Vi sono alcuni tratti che autorizzano una persona intellettualmente impegnata a definirsi comunista; pensarla altrimenti su questo punto non è, ovviamente, dequalificante (anche se falso, dal punto di vista che qui sostengo) e vi sono certamente altri e diversi motivi – sempre stimabili ed accettabili – che guidano il comportamento. Anche tra i comunisti capita che concezioni scientifiche circa le leggi generali della storia coesistano con passionale indignazione contro lo sfruttamento, l’oppressione e la disumanizzazione; ovvero che a quelle concezioni scientifiche si associ pure l’angoscia per il destino tragico che sembra prospettarsi per l’umanità o, almeno, per la civiltà.

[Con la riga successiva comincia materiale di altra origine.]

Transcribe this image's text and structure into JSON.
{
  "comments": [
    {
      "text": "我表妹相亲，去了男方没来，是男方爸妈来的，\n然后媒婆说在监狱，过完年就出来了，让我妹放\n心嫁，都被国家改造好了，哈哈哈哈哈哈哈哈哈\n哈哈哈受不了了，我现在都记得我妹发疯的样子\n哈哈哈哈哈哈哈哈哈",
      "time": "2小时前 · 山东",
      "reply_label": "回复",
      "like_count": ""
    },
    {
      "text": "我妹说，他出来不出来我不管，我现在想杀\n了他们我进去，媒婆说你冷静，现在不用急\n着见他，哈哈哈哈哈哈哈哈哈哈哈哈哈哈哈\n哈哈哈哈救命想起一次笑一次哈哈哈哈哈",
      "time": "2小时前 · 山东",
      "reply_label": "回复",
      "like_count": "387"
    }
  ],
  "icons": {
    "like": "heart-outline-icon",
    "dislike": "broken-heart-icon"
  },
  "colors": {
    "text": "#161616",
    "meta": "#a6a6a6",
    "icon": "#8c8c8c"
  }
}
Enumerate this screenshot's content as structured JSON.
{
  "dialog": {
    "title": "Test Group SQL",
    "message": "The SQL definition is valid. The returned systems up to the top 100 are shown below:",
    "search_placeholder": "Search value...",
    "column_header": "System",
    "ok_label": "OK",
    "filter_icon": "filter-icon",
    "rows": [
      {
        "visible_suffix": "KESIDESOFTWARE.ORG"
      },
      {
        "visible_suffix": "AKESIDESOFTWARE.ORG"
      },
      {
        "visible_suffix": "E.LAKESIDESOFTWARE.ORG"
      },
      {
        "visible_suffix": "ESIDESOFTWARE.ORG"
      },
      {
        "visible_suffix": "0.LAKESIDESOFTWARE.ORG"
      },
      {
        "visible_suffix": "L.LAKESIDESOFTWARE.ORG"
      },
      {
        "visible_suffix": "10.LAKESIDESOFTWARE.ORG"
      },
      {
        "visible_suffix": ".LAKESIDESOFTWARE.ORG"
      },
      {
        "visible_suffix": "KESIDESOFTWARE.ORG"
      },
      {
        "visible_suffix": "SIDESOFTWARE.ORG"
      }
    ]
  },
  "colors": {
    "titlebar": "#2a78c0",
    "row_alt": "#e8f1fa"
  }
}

Poiché i comunisti rispettano – talora anzi condividono – le motivazioni morali, religiose, psicologiche della lotta contro le condizioni negative del mondo, essi possono promuovere unioni politiche per il perseguimento di obiettivi comuni, senza con ciò pretendere di sottoporre al loro dominio quelle stesse unioni. Naturalmente, ciò che i comunisti si attendono è che, in simili unioni, vengano rispettate anche le loro motivazioni.

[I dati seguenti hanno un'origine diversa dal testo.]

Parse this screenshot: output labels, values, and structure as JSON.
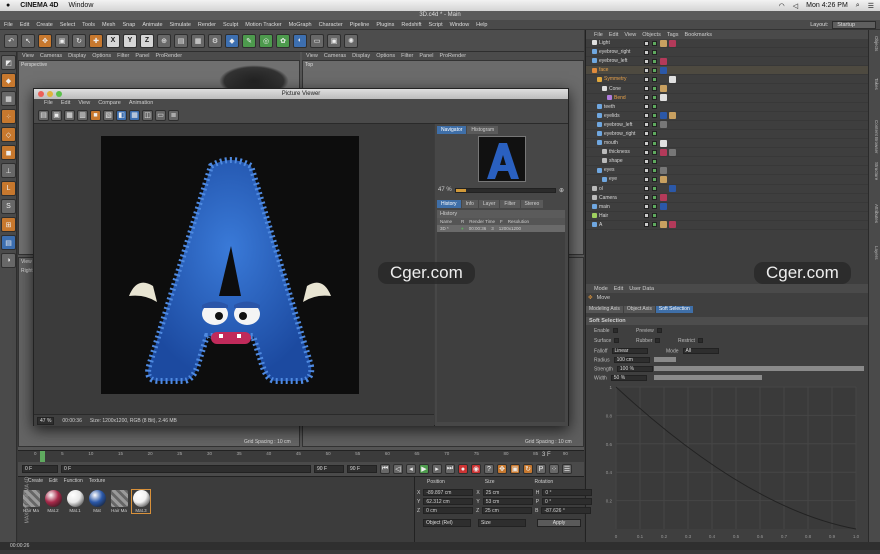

Ma ciò che caratterizza i comunisti come tali è che possiedono un criterio, razionale e sistematicamente articolato, di spiegazione del mondo, all’interno del quale collocano anche il loro orientamento politico. Si tratta di un criterio di spiegazione che, certo, non si affida per la propria legittimazione a nessun fondamento extraterreno o inconoscibile.

Questo criterio di spiegazione è la filosofia e l’economia marxiste-leniniste, è la visione del mondo del socialismo scientifico: tutto ciò è oggetto di aperta e razionale discussione con chiunque. Sulla comune base di questa teoria, i comunisti discutono fra loro, assicurandole cosi un ulteriore sviluppo.

Va da sé che discussioni e sviluppi si svolgono lungo una traccia fondamentale, che permane la stessa: se accadesse altrimenti, non si avrebbe sviluppo di una visione del mondo, ma piuttosto la sua sostituzione con un’altra.

Indicherò sinteticamente, sotto forma di tesi, alcune evidenze, le quali – non occorre dirlo – danno del ricco contenuto teorico del marxismo solo una visione rapida e parziale; le considerazioni che svolgerò successivamente, hanno in queste tesi il loro punto d’avvio.

Dieci tesi per la teoria marxista-leninista

1) I comunisti si distinguono dagli altri sostenitori del socialismo, perché basano le loro concezioni circa l’ordine sociale futuro su una teoria della storia; analogo fondamento danno anche alle loro concezioni circa i modi di pervenire a quell’ordine futuro.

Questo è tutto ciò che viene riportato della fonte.